Last year I intended to do stupendously rich articles about Ancestry.com Bloggers Day presentations. Since I never got around to it, this year you’re getting my stupidously poor notes.
Mike Wolfgramm, senior vice president, and Jonathan Young, vice president, of development gave us the last presentation prior to lunch. Their opening slide listed the six key agenda items below. In this article I’ll cover the first item. Tomorrow I’ll finish the remaining five items.
Key technologies we will talk about:
* Flexible content digitization pipeline
* Named entity extraction
* Vertical [unique to Ancestry.com] search engine
* Record linking
* Hint engine – technology behind the shaky leaf
* PersonRank – Search engine that powers Mundia (pronounced, “Moon-dia”)
It is a challenge to handle different document characteristics
* Documents are very different: census, Chinese family history, manuscript, newspaper, German directories
Flexible Content Pipeline “Dexter” – applies only the appropriate steps from a plug-in toolset:
Scan manager* – handles alternate multi spectral scans.
- Showed the examples that I included last Monday.
- Kimberly Powell suggested including the spectrum type in the source metadata. I was not able to locate any alternate spectrum images online. I suppose these are yet to be published.
Watermarking* – intelligent algorithms for placement of watermark
- Ancestry.com method has 0.04%
- Automatically classifies document types per page
- Routes desired page to next stage
- Wolfgramm mentioned an example from the British Army WWI Pension Records 1914-1920. Only the first page—the Attestation page—of a soldier’s pension file required indexing. Automatic classification distinguished these pages (below left) from other pages (below right).

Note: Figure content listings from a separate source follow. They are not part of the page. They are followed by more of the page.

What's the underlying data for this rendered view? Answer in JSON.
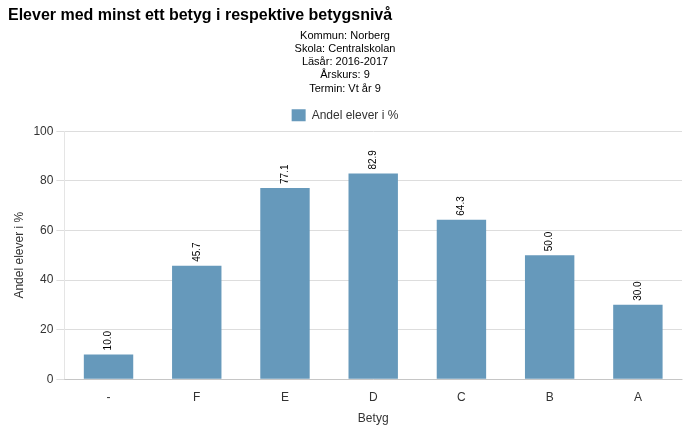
{
  "chart_data": {
    "type": "bar",
    "title": "Elever med minst ett betyg i respektive betygsnivå",
    "subtitle": [
      "Kommun: Norberg",
      "Skola: Centralskolan",
      "Läsår: 2016-2017",
      "Årskurs: 9",
      "Termin: Vt år 9"
    ],
    "categories": [
      "-",
      "F",
      "E",
      "D",
      "C",
      "B",
      "A"
    ],
    "series": [
      {
        "name": "Andel elever i %",
        "color": "#6699BB",
        "values": [
          10.0,
          45.7,
          77.1,
          82.9,
          64.3,
          50.0,
          30.0
        ],
        "value_labels": [
          "10.0",
          "45.7",
          "77.1",
          "82.9",
          "64.3",
          "50.0",
          "30.0"
        ]
      }
    ],
    "xlabel": "Betyg",
    "ylabel": "Andel elever i %",
    "ylim": [
      0,
      100
    ],
    "yticks": [
      0,
      20,
      40,
      60,
      80,
      100
    ],
    "grid": true,
    "legend": "top",
    "data_labels": true
  }
}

Auto name fielding* is necessary because computers are extremely stupid and must be taught to recognize names. This works best for consistently formatted pages. Yearbooks are an example. The computer must be taught that the words to the left of the pictures are names, family name first, an then given names (below).
Even though the computer is taught how to look for names, it still has a hard time. Because OCR is used instead of indexers, not all names are recognized. I tested the example above and found Eileen Draper and Joan Clark were recognized, but not John Earl or Mary Jo Ellis.
Inference engine – advanced algorithms to create inferences from existing data. Infer birth year from age, infer mother from wife, infer father from son-in-law
Field normalization - [I think this is the same as “Named entity extraction,” below.]
Dexter tools, above, that are followed by an asterisk * are technologies with patents or patent applications.
Tomorrow we’ll finish up the technology presentation.
Mike Wolfgramm serves as senior vice president of development and is responsible for the development and delivery of Ancestry.com (the website). Wolfgramm has over fifteen years of experience in technology and product development. Prior to Ancestry.com, he served as senior architect and senior director of development at Open Market, Inc., where he managed the overall development of the Infobase technology application which had more than 35 million customers worldwide. Wolfgramm began his career at WordPerfect in Orem, Utah. He is a graduate of Brigham Young University where he received a bachelor's degree in computer science.
Jonathan Young is vice president of development for Ancestry.com. He joined Ancestry.com from Earthlink, where he served as vice president of development and was responsible for development, testing, subscription, and billing platforms across multiple sites. Prior to Earthlink, Young spent ten years at Turner Internet Technologies, where he served as vice president of product development for Turner’s internet properties. Young earned his bachelor’s degree in astrophysics and Asian studies from Williams College.